There are two abstract methods that must be implemented: supportsMimeType(...) and extractFrom(...) . The first is fairly obvious: return true for all of the MIME types for which the extractor is capable of processing. The extractFrom method is the meat of the implementation, and should process the BINARY value's contents and write the searchable text to the supplied Output object.
Note that the processStream(...) method is a utility that can be called by the extractFrom and that properly opens the BINARY value's stream, processes the content, and ensures that the stream is always closed.

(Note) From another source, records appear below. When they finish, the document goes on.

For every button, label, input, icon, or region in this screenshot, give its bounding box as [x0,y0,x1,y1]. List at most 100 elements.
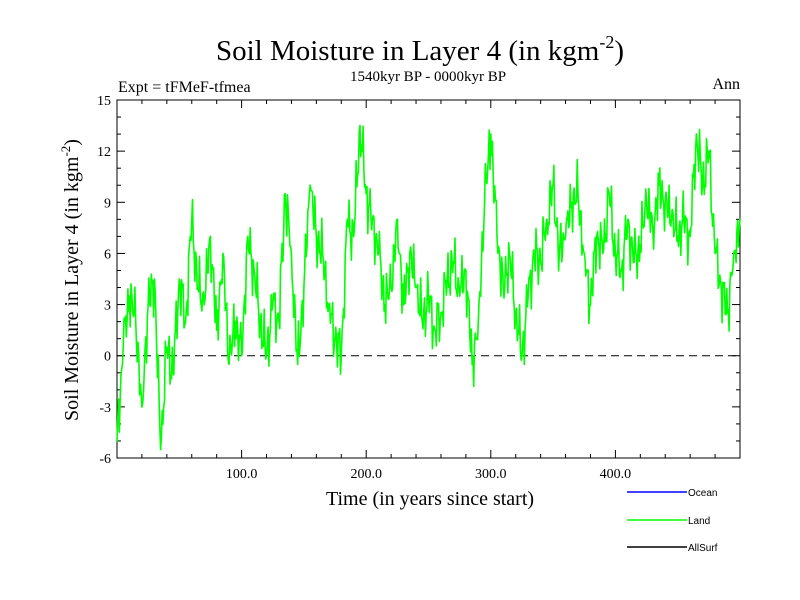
data-point [166,346,168,349]
data-point [683,218,685,221]
data-point [396,218,399,221]
data-point [197,286,199,289]
series-line-land [116,124,741,451]
data-point [253,269,255,272]
y-axis: -6 -3 0 3 6 9 12 15 [97,94,740,467]
y-tick-label: -6 [99,452,111,467]
chart-title: Soil Moisture in Layer 4 (in kgm-2) [216,32,624,67]
data-point [627,218,629,221]
x-axis-label: Time (in years since start) [326,488,534,510]
data-point [639,244,642,246]
data-point [191,218,193,221]
data-point [265,354,268,357]
x-axis: 100.0 200.0 300.0 400.0 [141,100,716,482]
data-point [134,320,137,323]
x-tick-label: 400.0 [600,467,632,482]
data-point [645,201,648,204]
data-point [670,218,673,221]
experiment-label: Expt = tFMeF-tfmea [118,79,251,96]
data-point [614,252,617,255]
data-point [595,235,598,238]
data-point [546,218,548,221]
data-point [203,303,205,306]
data-point [458,295,461,297]
data-point [147,303,149,306]
data-point [620,269,623,272]
data-point [539,261,542,263]
data-point [652,227,654,229]
data-point [321,252,324,255]
data-point [471,363,473,366]
data-point [676,235,679,238]
data-point [564,235,567,238]
data-point [128,295,131,297]
data-point [222,252,224,255]
data-point [720,286,723,289]
data-point [365,193,368,195]
data-point [583,252,586,255]
data-point [664,201,666,204]
data-point [433,329,436,331]
data-point [178,278,181,280]
season-label: Ann [712,76,740,93]
data-point [340,354,343,357]
chart-subtitle: 1540kyr BP - 0000kyr BP [350,69,506,85]
data-point [390,286,392,289]
data-point [290,252,293,255]
data-point [496,235,498,238]
data-point [116,440,118,442]
y-tick-label: 3 [104,299,111,314]
data-point [689,235,691,238]
data-point [153,278,156,280]
data-point [384,303,386,306]
data-point [303,286,305,289]
data-point [483,201,486,204]
data-point [633,261,635,263]
data-point [552,184,554,186]
data-point [527,295,529,297]
y-tick-label: -3 [99,401,111,416]
data-point [739,218,741,221]
x-tick-label: 200.0 [350,467,382,482]
y-tick-label: 12 [97,145,111,160]
plot-frame [116,99,741,459]
data-point [159,448,162,451]
data-point [352,235,355,238]
y-tick-label: 6 [104,247,111,262]
data-point [589,303,592,306]
y-tick-label: 9 [104,196,111,211]
data-point [577,193,579,195]
data-point [571,201,573,204]
data-point [446,278,449,280]
data-point [402,303,405,306]
data-point [209,235,212,238]
data-point [184,320,187,323]
data-point [309,184,311,186]
data-point [284,193,287,195]
data-point [215,329,218,331]
legend-label-land: Land [688,516,710,527]
data-point [240,354,243,357]
data-point [122,346,124,349]
data-point [658,184,660,186]
data-point [733,252,735,255]
data-point [533,252,536,255]
x-tick-label: 300.0 [475,467,507,482]
data-point [726,312,729,314]
legend-label-allsurf: AllSurf [688,543,718,554]
data-point [315,235,318,238]
data-point [714,252,716,255]
data-point [602,252,604,255]
y-axis-label: Soil Moisture in Layer 4 (in kgm-2) [58,139,83,421]
data-point [701,184,704,186]
data-point [259,320,262,323]
data-point [346,218,349,221]
data-point [409,252,411,255]
data-point [421,320,424,323]
data-point [415,286,417,289]
series-group [116,124,741,451]
data-point [427,295,430,297]
data-point [272,303,274,306]
data-point [708,150,710,152]
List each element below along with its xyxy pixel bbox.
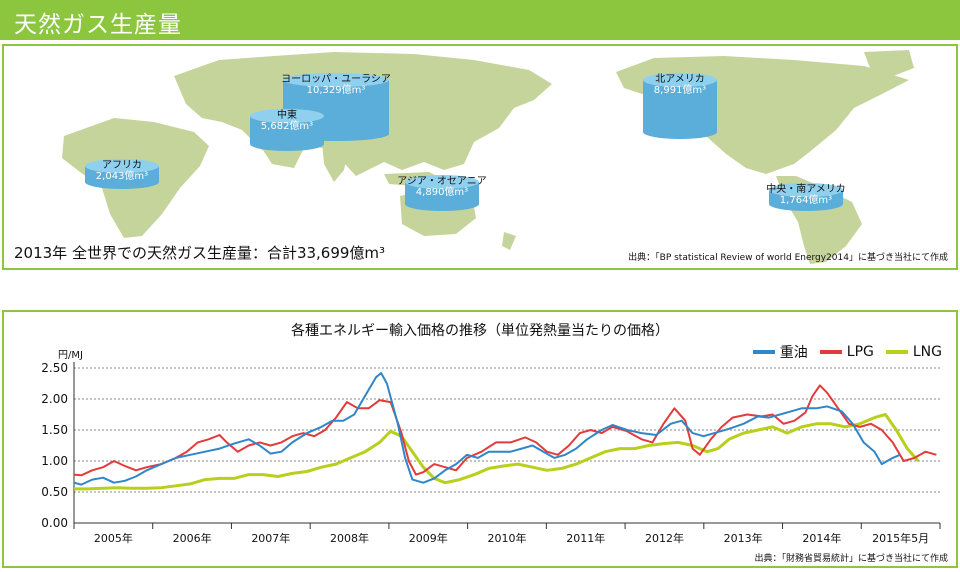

Your implementation can therefore implement the extractFrom method as follows:
public void extractFrom( final Binary binary,
                         final TextExtractor.Output output,
                         final Context context ) throws Exception {
    processStream(binary, new BinaryOperation<Object>() {
        @Override
        public Object execute( InputStream stream ) throws Exception {
            // Custom logic to read the stream and write to 'output'
            return null;
        }
    });
}
This can make your implementation a little easier, but feel free to implement the extractFrom method directly process the stream.